I am trying to understand how spark partitoing works.
To understand this I have following piece of code on spark 1.6
def countByPartition1(rdd: RDD[(String, Int)]) = {
rdd.mapPartitions(iter => Iterator(iter.length))
}
def countByPartition2(rdd: RDD[String]) = {
rdd.mapPartitions(iter => Iterator(iter.length))
}
//RDDs Creation
val rdd1 = sc.parallelize(Array(("aa", 1), ("aa", 1), ("aa", 1), ("aa", 1)), 8)
countByPartition(rdd1).collect()
Array[Int] = Array(0, 1, 0, 1, 0, 1, 0, 1)
val rdd2 = sc.parallelize(Array("aa", "aa", "aa", "aa"), 8)
countByPartition(rdd2).collect()
Array[Int] = Array(0, 1, 0, 1, 0, 1, 0, 1)

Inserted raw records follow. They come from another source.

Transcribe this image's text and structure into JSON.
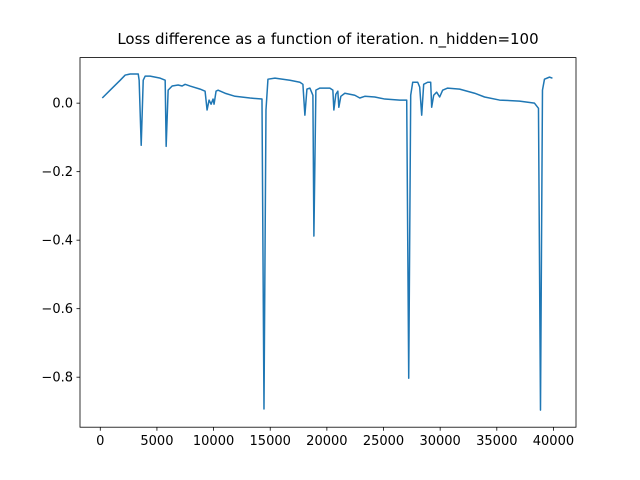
{
  "chart_data": {
    "type": "line",
    "title": "Loss difference as a function of iteration. n_hidden=100",
    "x": [
      176,
      1057,
      1762,
      2200,
      2643,
      3350,
      3430,
      3612,
      3790,
      3965,
      4400,
      5286,
      5727,
      5815,
      5990,
      6344,
      6872,
      7225,
      7490,
      7930,
      8810,
      9250,
      9427,
      9604,
      9780,
      9956,
      10044,
      10220,
      10400,
      11013,
      11894,
      13216,
      14273,
      14449,
      14626,
      14800,
      15418,
      16740,
      17620,
      17885,
      18060,
      18240,
      18500,
      18767,
      18855,
      19030,
      19383,
      20264,
      20529,
      20617,
      20793,
      20969,
      21057,
      21233,
      21586,
      22467,
      22907,
      23348,
      24229,
      25110,
      26432,
      27048,
      27225,
      27400,
      27577,
      28018,
      28194,
      28370,
      28546,
      28899,
      29163,
      29251,
      29427,
      29691,
      29956,
      30220,
      30660,
      31718,
      33040,
      33920,
      35242,
      37004,
      38326,
      38678,
      38855,
      39031,
      39207,
      39648,
      39912
    ],
    "series": [
      {
        "color": "#1f77b4",
        "values": [
          0.015,
          0.044,
          0.067,
          0.082,
          0.085,
          0.085,
          0.067,
          -0.123,
          0.067,
          0.079,
          0.079,
          0.073,
          0.067,
          -0.126,
          0.038,
          0.05,
          0.053,
          0.05,
          0.055,
          0.05,
          0.041,
          0.035,
          -0.02,
          0.009,
          -0.003,
          0.012,
          -0.003,
          0.035,
          0.038,
          0.029,
          0.02,
          0.015,
          0.012,
          -0.893,
          -0.02,
          0.07,
          0.073,
          0.067,
          0.061,
          0.055,
          -0.035,
          0.041,
          0.044,
          0.023,
          -0.388,
          0.038,
          0.044,
          0.044,
          0.038,
          -0.02,
          0.026,
          0.035,
          -0.012,
          0.02,
          0.029,
          0.023,
          0.015,
          0.02,
          0.018,
          0.012,
          0.009,
          0.009,
          -0.803,
          0.023,
          0.061,
          0.061,
          0.047,
          -0.035,
          0.055,
          0.061,
          0.061,
          -0.012,
          0.023,
          0.032,
          0.018,
          0.038,
          0.044,
          0.041,
          0.029,
          0.018,
          0.009,
          0.006,
          0,
          -0.015,
          -0.896,
          0.038,
          0.07,
          0.076,
          0.073
        ]
      }
    ],
    "xlim": [
      -1790,
      41990
    ],
    "ylim": [
      -0.946,
      0.133
    ],
    "xticks": [
      0,
      5000,
      10000,
      15000,
      20000,
      25000,
      30000,
      35000,
      40000
    ],
    "yticks": [
      {
        "value": -0.8,
        "label": "−0.8"
      },
      {
        "value": -0.6,
        "label": "−0.6"
      },
      {
        "value": -0.4,
        "label": "−0.4"
      },
      {
        "value": -0.2,
        "label": "−0.2"
      },
      {
        "value": 0,
        "label": "0.0"
      }
    ]
  }
}
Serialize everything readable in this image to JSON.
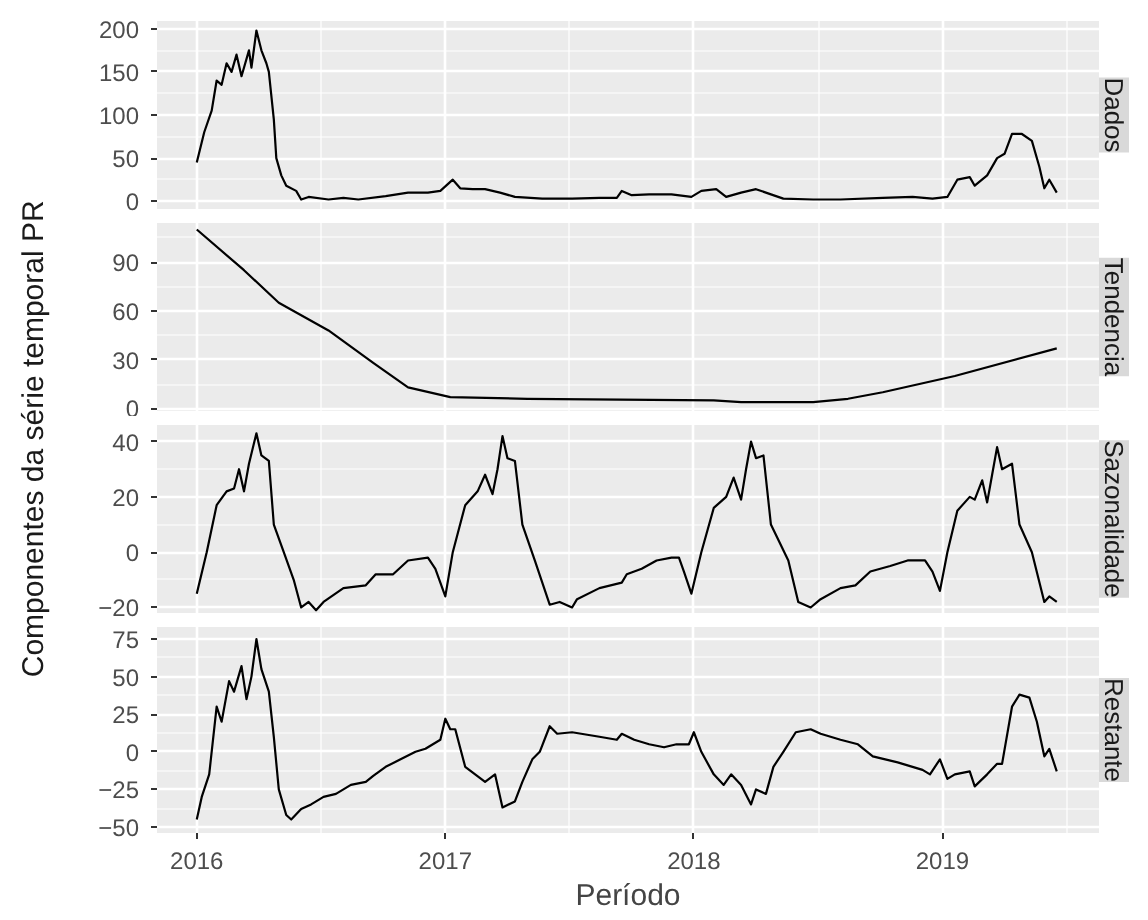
{
  "chart_data": [
    {
      "type": "line",
      "title": "Dados",
      "ylabel": "Componentes da série temporal PR",
      "xlim": [
        2015.84,
        2019.63
      ],
      "xticks": [
        2016,
        2017,
        2018,
        2019
      ],
      "ylim": [
        -9,
        209
      ],
      "yticks": [
        0,
        50,
        100,
        150,
        200
      ],
      "grid": true,
      "tick_labels": "y",
      "line_style": "solid",
      "marker": "none",
      "series": [
        {
          "color": "#000000",
          "x": [
            2016.0,
            2016.03,
            2016.06,
            2016.08,
            2016.1,
            2016.12,
            2016.14,
            2016.16,
            2016.18,
            2016.21,
            2016.22,
            2016.24,
            2016.26,
            2016.28,
            2016.29,
            2016.31,
            2016.32,
            2016.34,
            2016.36,
            2016.4,
            2016.42,
            2016.45,
            2016.53,
            2016.59,
            2016.65,
            2016.76,
            2016.85,
            2016.93,
            2016.98,
            2017.03,
            2017.06,
            2017.11,
            2017.16,
            2017.22,
            2017.28,
            2017.39,
            2017.51,
            2017.62,
            2017.69,
            2017.71,
            2017.75,
            2017.82,
            2017.91,
            2017.99,
            2018.03,
            2018.09,
            2018.13,
            2018.19,
            2018.25,
            2018.31,
            2018.36,
            2018.48,
            2018.59,
            2018.76,
            2018.88,
            2018.96,
            2019.02,
            2019.06,
            2019.11,
            2019.13,
            2019.18,
            2019.22,
            2019.25,
            2019.28,
            2019.32,
            2019.36,
            2019.39,
            2019.41,
            2019.43,
            2019.46
          ],
          "values": [
            45,
            80,
            105,
            140,
            135,
            160,
            150,
            170,
            145,
            175,
            155,
            198,
            175,
            160,
            150,
            95,
            50,
            30,
            18,
            12,
            2,
            5,
            2,
            4,
            2,
            6,
            10,
            10,
            12,
            25,
            15,
            14,
            14,
            10,
            5,
            3,
            3,
            4,
            4,
            12,
            7,
            8,
            8,
            5,
            12,
            14,
            5,
            10,
            14,
            8,
            3,
            2,
            2,
            4,
            5,
            3,
            5,
            25,
            28,
            18,
            30,
            50,
            55,
            78,
            78,
            70,
            40,
            15,
            25,
            10
          ]
        }
      ]
    },
    {
      "type": "line",
      "title": "Tendencia",
      "xlim": [
        2015.84,
        2019.63
      ],
      "xticks": [
        2016,
        2017,
        2018,
        2019
      ],
      "ylim": [
        -1.5,
        114
      ],
      "yticks": [
        0,
        30,
        60,
        90
      ],
      "grid": true,
      "tick_labels": "y",
      "line_style": "solid",
      "marker": "none",
      "series": [
        {
          "color": "#000000",
          "x": [
            2016.0,
            2016.19,
            2016.33,
            2016.53,
            2016.71,
            2016.85,
            2017.02,
            2017.33,
            2018.08,
            2018.19,
            2018.48,
            2018.62,
            2018.76,
            2019.05,
            2019.46
          ],
          "values": [
            110,
            85,
            65,
            48,
            28,
            13,
            7,
            6,
            5,
            4,
            4,
            6,
            10,
            20,
            37
          ]
        }
      ]
    },
    {
      "type": "line",
      "title": "Sazonalidade",
      "xlim": [
        2015.84,
        2019.63
      ],
      "xticks": [
        2016,
        2017,
        2018,
        2019
      ],
      "ylim": [
        -22,
        46
      ],
      "yticks": [
        -20,
        0,
        20,
        40
      ],
      "grid": true,
      "tick_labels": "y",
      "line_style": "solid",
      "marker": "none",
      "series": [
        {
          "color": "#000000",
          "x": [
            2016.0,
            2016.04,
            2016.08,
            2016.12,
            2016.15,
            2016.17,
            2016.19,
            2016.21,
            2016.24,
            2016.26,
            2016.29,
            2016.31,
            2016.35,
            2016.39,
            2016.42,
            2016.45,
            2016.48,
            2016.51,
            2016.59,
            2016.68,
            2016.72,
            2016.79,
            2016.85,
            2016.93,
            2016.96,
            2017.0,
            2017.03,
            2017.08,
            2017.13,
            2017.16,
            2017.19,
            2017.21,
            2017.23,
            2017.25,
            2017.28,
            2017.31,
            2017.36,
            2017.42,
            2017.46,
            2017.51,
            2017.53,
            2017.62,
            2017.71,
            2017.73,
            2017.79,
            2017.85,
            2017.91,
            2017.94,
            2017.96,
            2017.99,
            2018.03,
            2018.08,
            2018.13,
            2018.16,
            2018.19,
            2018.21,
            2018.23,
            2018.25,
            2018.28,
            2018.31,
            2018.38,
            2018.42,
            2018.47,
            2018.51,
            2018.59,
            2018.65,
            2018.71,
            2018.79,
            2018.86,
            2018.93,
            2018.96,
            2018.99,
            2019.02,
            2019.06,
            2019.11,
            2019.13,
            2019.16,
            2019.18,
            2019.2,
            2019.22,
            2019.24,
            2019.28,
            2019.31,
            2019.36,
            2019.41,
            2019.43,
            2019.46
          ],
          "values": [
            -15,
            0,
            17,
            22,
            23,
            30,
            22,
            32,
            43,
            35,
            33,
            10,
            0,
            -10,
            -20,
            -18,
            -21,
            -18,
            -13,
            -12,
            -8,
            -8,
            -3,
            -2,
            -6,
            -16,
            0,
            17,
            22,
            28,
            21,
            30,
            42,
            34,
            33,
            10,
            -3,
            -19,
            -18,
            -20,
            -17,
            -13,
            -11,
            -8,
            -6,
            -3,
            -2,
            -2,
            -7,
            -15,
            0,
            16,
            20,
            27,
            19,
            30,
            40,
            34,
            35,
            10,
            -3,
            -18,
            -20,
            -17,
            -13,
            -12,
            -7,
            -5,
            -3,
            -3,
            -7,
            -14,
            0,
            15,
            20,
            19,
            26,
            18,
            28,
            38,
            30,
            32,
            10,
            0,
            -18,
            -16,
            -18
          ]
        }
      ]
    },
    {
      "type": "line",
      "title": "Restante",
      "xlabel": "Período",
      "xlim": [
        2015.84,
        2019.63
      ],
      "xticks": [
        2016,
        2017,
        2018,
        2019
      ],
      "ylim": [
        -54,
        83
      ],
      "yticks": [
        -50,
        -25,
        0,
        25,
        50,
        75
      ],
      "grid": true,
      "line_style": "solid",
      "marker": "none",
      "series": [
        {
          "color": "#000000",
          "x": [
            2016.0,
            2016.02,
            2016.05,
            2016.08,
            2016.1,
            2016.13,
            2016.15,
            2016.18,
            2016.2,
            2016.22,
            2016.24,
            2016.26,
            2016.29,
            2016.31,
            2016.33,
            2016.36,
            2016.38,
            2016.42,
            2016.46,
            2016.51,
            2016.56,
            2016.62,
            2016.68,
            2016.71,
            2016.76,
            2016.82,
            2016.88,
            2016.92,
            2016.95,
            2016.98,
            2017.0,
            2017.02,
            2017.04,
            2017.08,
            2017.12,
            2017.16,
            2017.2,
            2017.23,
            2017.28,
            2017.31,
            2017.35,
            2017.38,
            2017.42,
            2017.45,
            2017.51,
            2017.62,
            2017.69,
            2017.71,
            2017.76,
            2017.82,
            2017.88,
            2017.93,
            2017.98,
            2018.0,
            2018.03,
            2018.08,
            2018.12,
            2018.15,
            2018.19,
            2018.23,
            2018.25,
            2018.29,
            2018.32,
            2018.36,
            2018.41,
            2018.47,
            2018.51,
            2018.59,
            2018.66,
            2018.72,
            2018.82,
            2018.92,
            2018.95,
            2018.99,
            2019.02,
            2019.05,
            2019.11,
            2019.13,
            2019.18,
            2019.22,
            2019.24,
            2019.28,
            2019.31,
            2019.35,
            2019.38,
            2019.41,
            2019.43,
            2019.46
          ],
          "values": [
            -45,
            -30,
            -15,
            30,
            20,
            47,
            40,
            57,
            35,
            50,
            75,
            55,
            40,
            10,
            -25,
            -42,
            -45,
            -38,
            -35,
            -30,
            -28,
            -22,
            -20,
            -16,
            -10,
            -5,
            0,
            2,
            5,
            8,
            22,
            15,
            15,
            -10,
            -15,
            -20,
            -15,
            -37,
            -33,
            -20,
            -5,
            0,
            17,
            12,
            13,
            10,
            8,
            12,
            8,
            5,
            3,
            5,
            5,
            13,
            0,
            -15,
            -22,
            -15,
            -22,
            -35,
            -25,
            -28,
            -10,
            0,
            13,
            15,
            12,
            8,
            5,
            -3,
            -7,
            -12,
            -15,
            -5,
            -18,
            -15,
            -13,
            -23,
            -15,
            -8,
            -8,
            30,
            38,
            36,
            20,
            -3,
            2,
            -13
          ]
        }
      ]
    }
  ]
}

In both the cases data is distributed uniformaly. I do have following questions on the basis of above observation:
- In case of rdd1, hash partitioning should calculate hashcode of key (i.e. "aa" in this case), so all records should go to single partition instead of uniform distribution?
- In case of rdd2, there is no key value pair so how hash partitoning going to work i.e. what is the key to calculate hashcode?
I have followed @zero323 answer but not getting answer of these. How does HashPartitioner work?